ASCOM Alpaca is a modern standard that offers functionality that is being adopted by a number of companies within the amateur astronomy industry. ASCOM Alpaca provides communication between astronomy programs and astronomy devices on multiple operating systems like iOS, Linux, Android, and Mac, using the Internet (which means Wi-Fi-connected mobile devices and also astronomy instruments connected via Wi-Fi). It also provides transparent communications with existing unmodified devices, drivers and programs on Windows. Alpaca can be integrated into devices including mounts, cameras, dome & roof controllers, weather sensors, focusers, and filter wheels.
Since Alpaca can be built into a device, the device itself speaks a universal protocol that can be directly understood by any program. Everything needed is part of the device. This eliminates the need for additional drivers and support platforms.
As the team notes, “Your current Windows-hosted astronomy programs now have an “on-ramp” enabling them to use Alpaca devices. The ASCOM Chooser can automatically discover Alpaca devices and provide the connection enabling your apps to use them, all without requiring any change to your programs. 100% Compatible. And Windows ASCOM devices now have an “on-ramp” to Alpaca ASCOM Remote, a simple Windows app, turns your Windows ASCOM devices into Alpaca devices that can be controlled from a separate PC via your local net or by programs like SkySafari 7 and Cartes du Ciel.”

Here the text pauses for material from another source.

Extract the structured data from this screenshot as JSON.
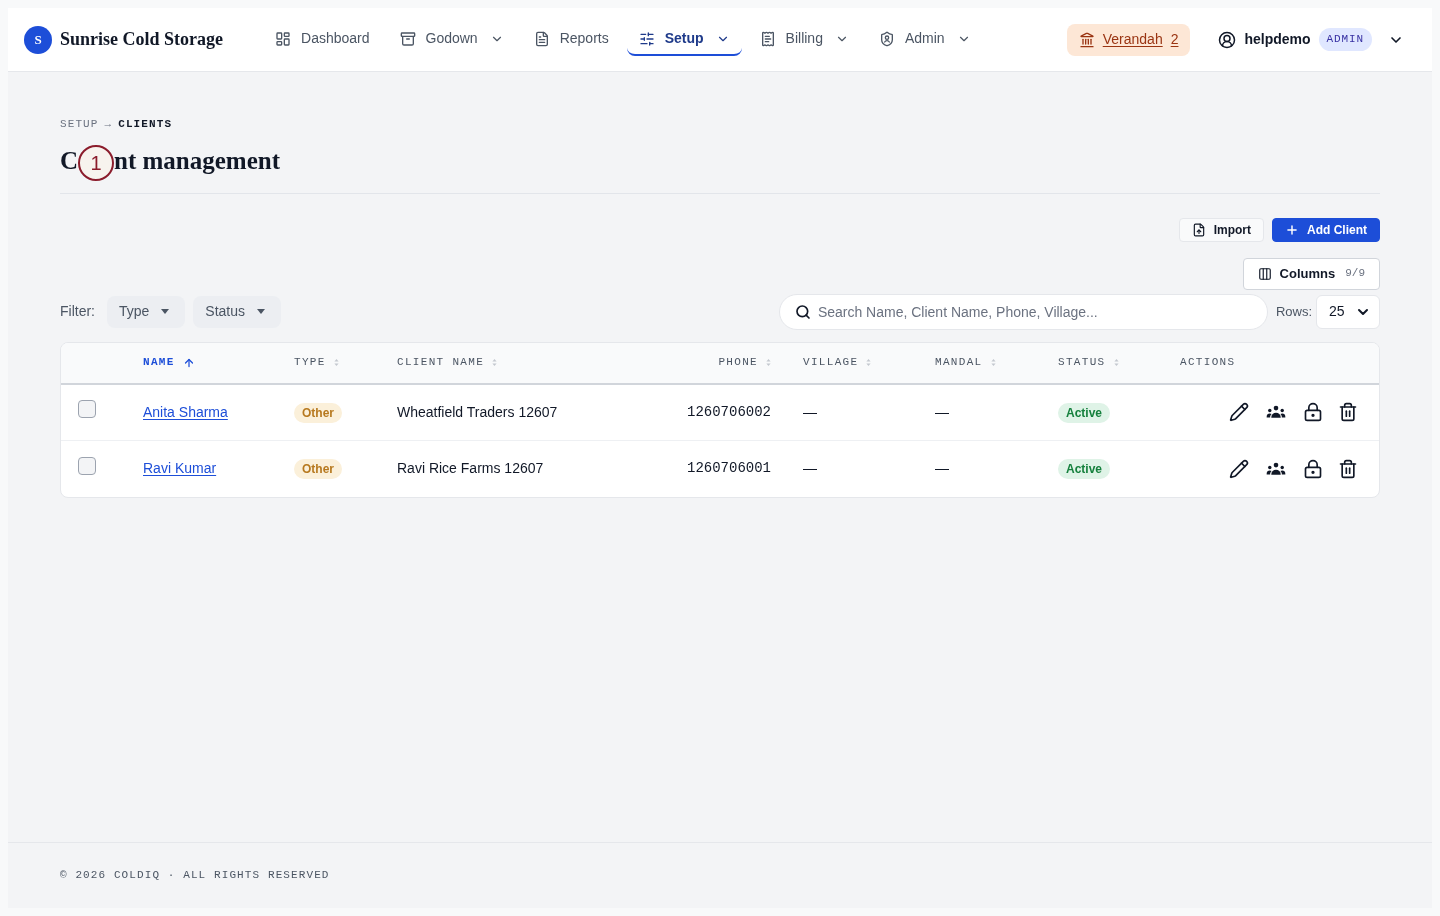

The two diagrams offered in Images 1 and 2 show the most common connectivity patterns when using Alpaca. In Image 1, the astronomy app includes the Alpaca network protocol, as does the adapter/driver. The “network” in this case connects two programs running on the same box but still using TCP/IP and other common layers. Both reside on the same physical computer, similar to how apps and devices relate on Windows systems with COM, but here we may be on a box running any OS.
In Image 2, the astronomy app also includes the Alpaca network protocol, but the driver is within a self-contained device. An example would be a mount with embedded Raspberry Pi controlling the motors and the hand box, but also including a tiny server that provides Alpaca access.
The ASCOM Alpaca Initiative provides the path for:
– Astronomy programs and devices to be connected across Windows, Linux, and Mac OS.
– Observatory systems to include programs and devices on multiple platforms.
– Devices that can operate via Wi-Fi or Ethernet and avoid the problems with USB.
– Interoperability between astronomy programs and devices running under different operating systems.
– Implementation of astronomy programs and device control logic written in different languages on different operating systems.
– Current unmodified Windows astronomy programs to use ASCOM compatible devices connected to any networked PC or other platform via Alpaca, or a self-contained Alpaca device.
– Current unmodified Windows-resident devices (mounts, focusers, etc.) to be used by astronomy programs running on networked PCs, Macs, and mobile devices that use Alpaca for device communications.